Not only are they better than money and honey, there are rewards for keeping God’s law. They are a bonus. We see this in the way the Psalmist introduces the ideas of warning and reward by the word moreover. It’s as if he’s saying, nothing is as desirable or as sweet as the Word of God. Full stop. But also, His Word is filled with warnings that, if heeded, will spare you from trouble and hardship in this life, and coming judgment in the next. And if obeyed, will lead to great reward: blessings in this life and eternity in the presence of the Lord.


I remember a banquet at the close of middle school when the administrators said they were going to give awards to outstanding students. I felt anxious, and hopeful that I’d be chosen. I didn’t really have reason to feel either because we didn’t know till that moment that there were awards to earn, nor what the qualifications were. You can imagine my delight, and shock, when my name was called. It was an unexpected surprise. But I could just as easily have been passed over.

God is not so arbitrary with His children. He tells us repeatedly, clearly, that the wicked will face judgment and eternal punishment, and the righteous will receive rewards and pleasures forevermore (John 3:36, 5:29, Psalm 16:11).
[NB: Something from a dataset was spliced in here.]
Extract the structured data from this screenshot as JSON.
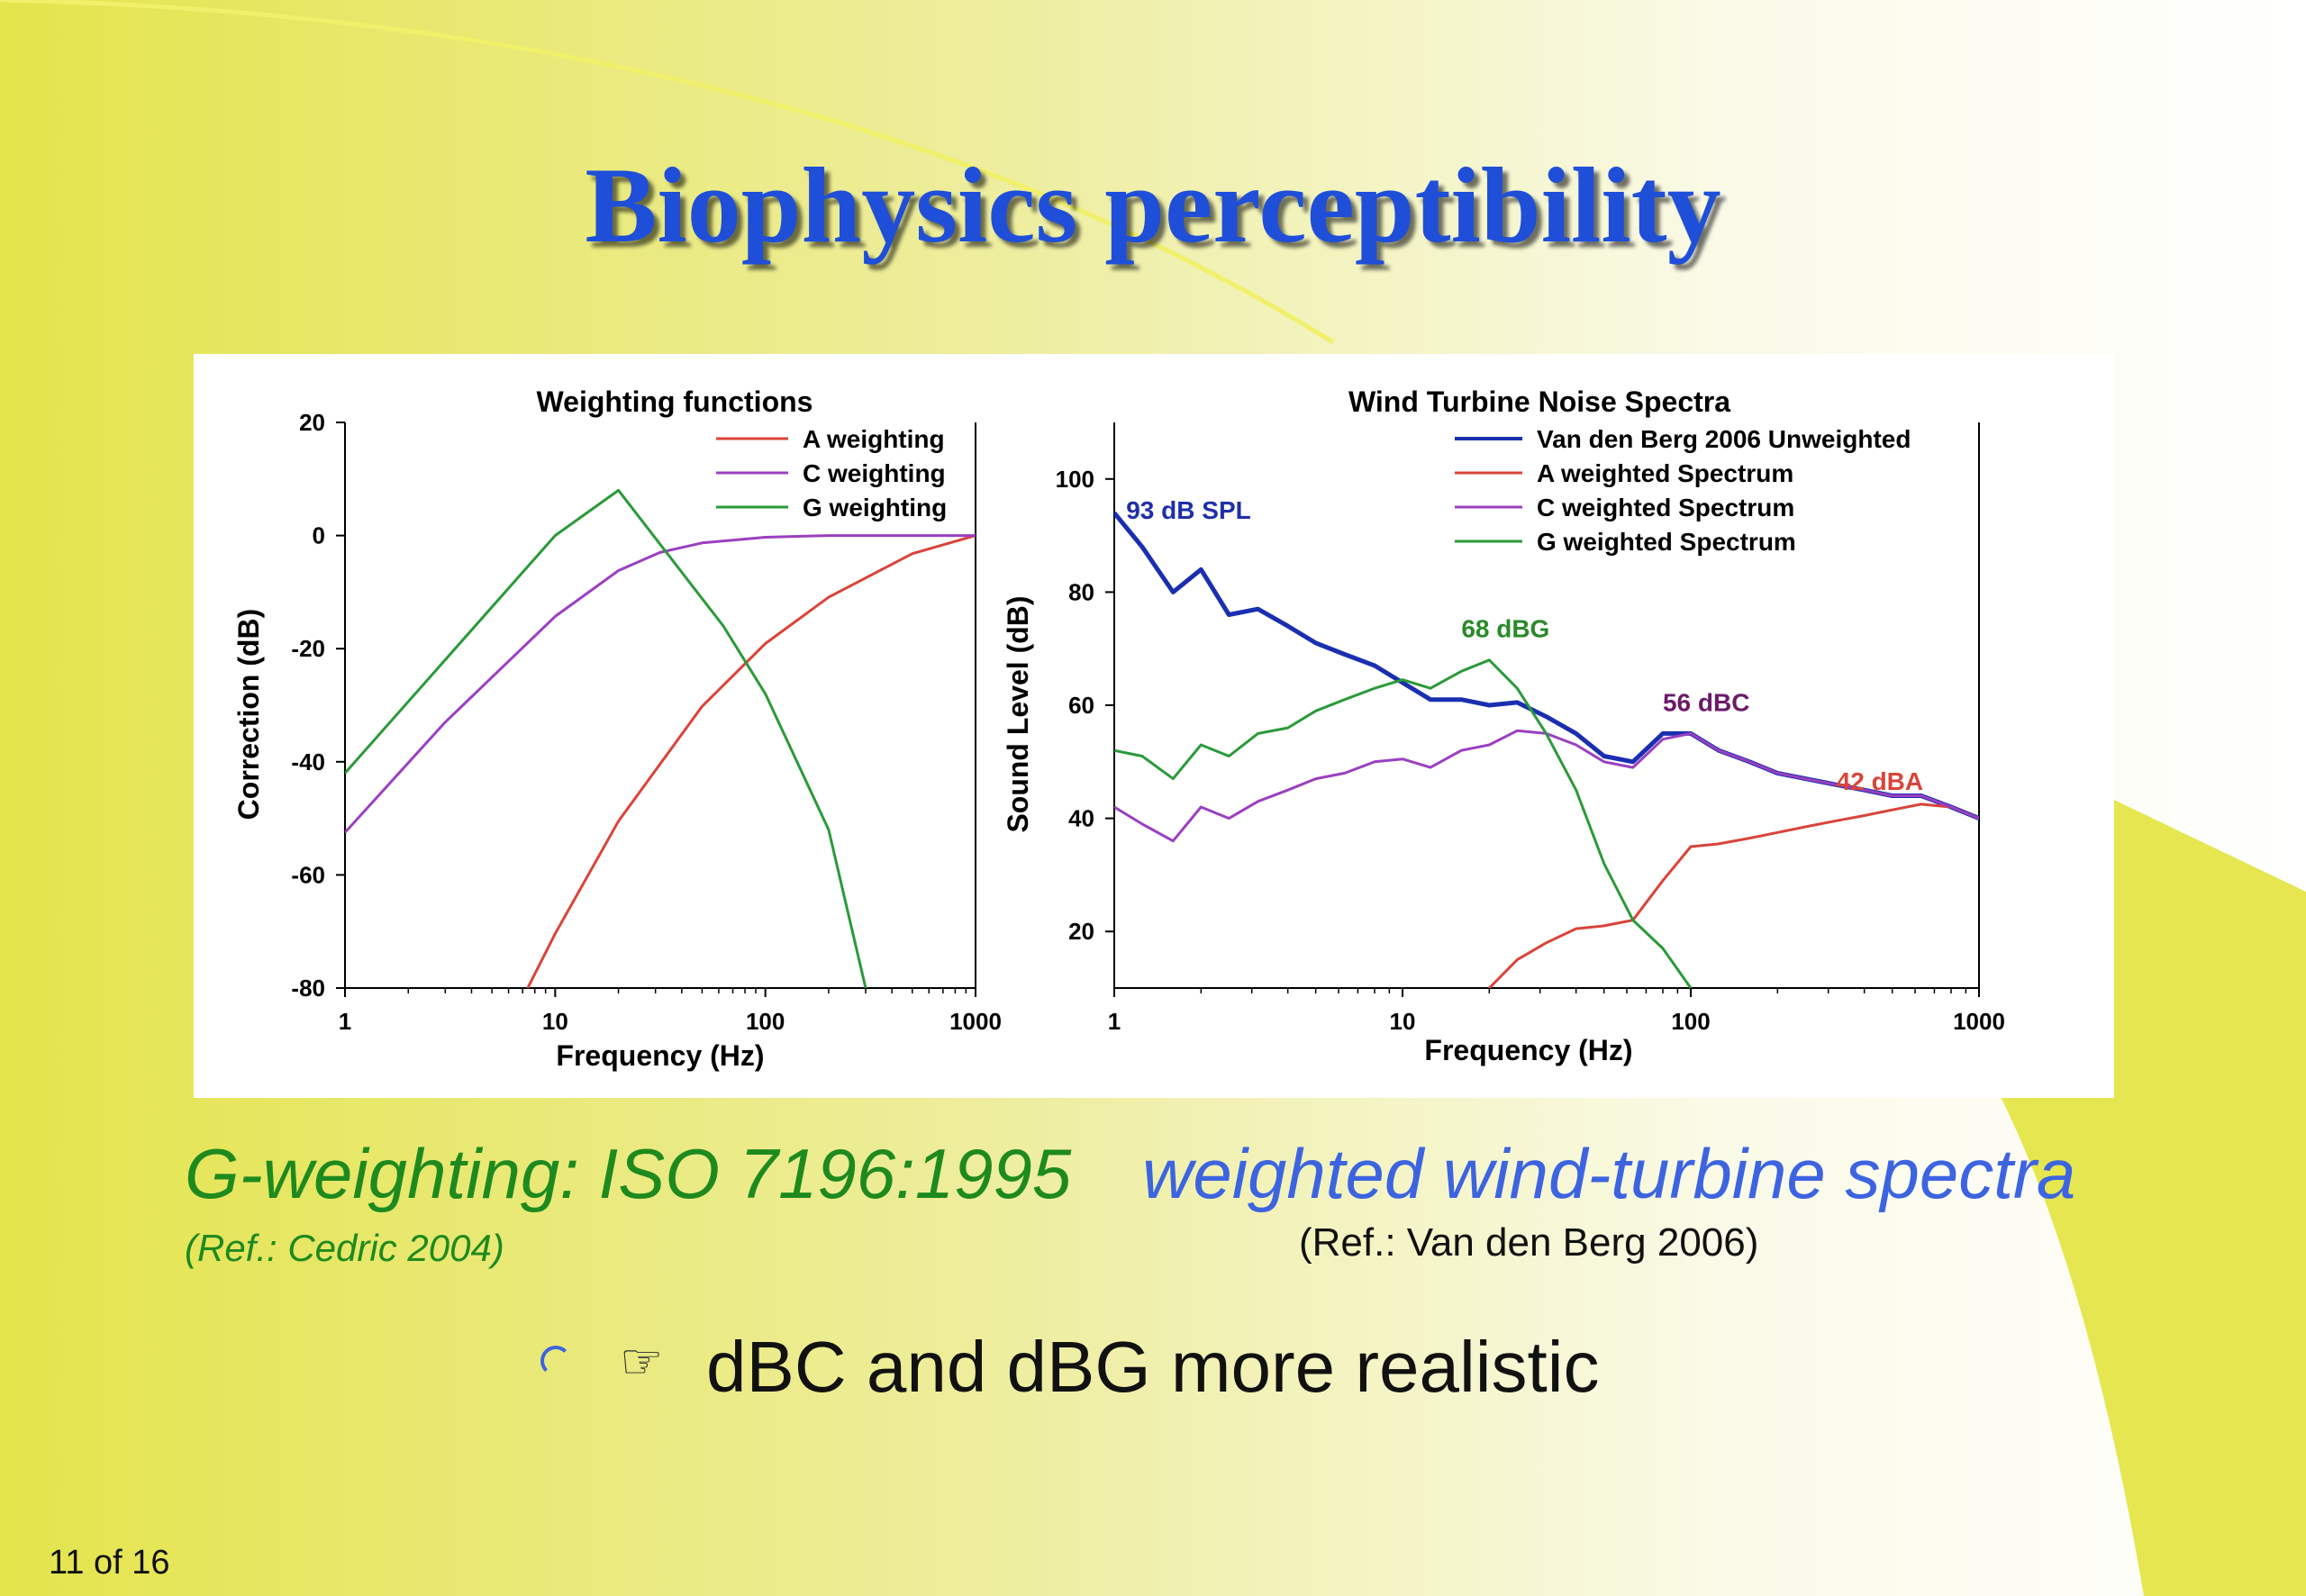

Heaven will certainly be full of surprises, but there are things we can know now, and expect, and yes, even work toward. This is not the work of a laborer trying to earn his pay. We are saved by grace; our entrance to heaven is secured by Christ’s blood on the cross. But rather, our striving to obey is like the striving of an athlete who, having already qualified for the Olympics, is trying to win the gold medal. He pushes through pain and hardship, making costly sacrifices in the present for the love of his sport, as well as the possibility of future glory (1 Corinthians 9:24, Hebrews 12:1).

God has spoken in creation (vv. 1-6) and His Word (vv. 7-11), and we are without excuse. We must respond to these testimonies. If we reject Him, we will live under His judgment, cut off from His beauty, forever. If we trust and obey Him, we will live in His presence with fullness of joy and pleasures forevermore.


For Reflection

  1. The metaphors of money and rich food help us feel the longing we should have for God’s Word. Do you feel such longings?

  2. Pray–Ask God to intensify your desire for His truth, and to focus your pursuit of knowing His Word.

  3. Plan–Set a regular time in your daily routine to read the Bible and think about what it says (2 Timothy 2:7). This is greatly aided by reading your Bible before you look at your phone in the morning, as well as reading it in a quiet place, away from screens and technology.

  4. Plead–Ask God to give you understanding (Proverbs 2:3), to open His Word to you (Psalm 119:18), and to cause you to be satisfied by Him (Psalm 63:5) more than by anything else.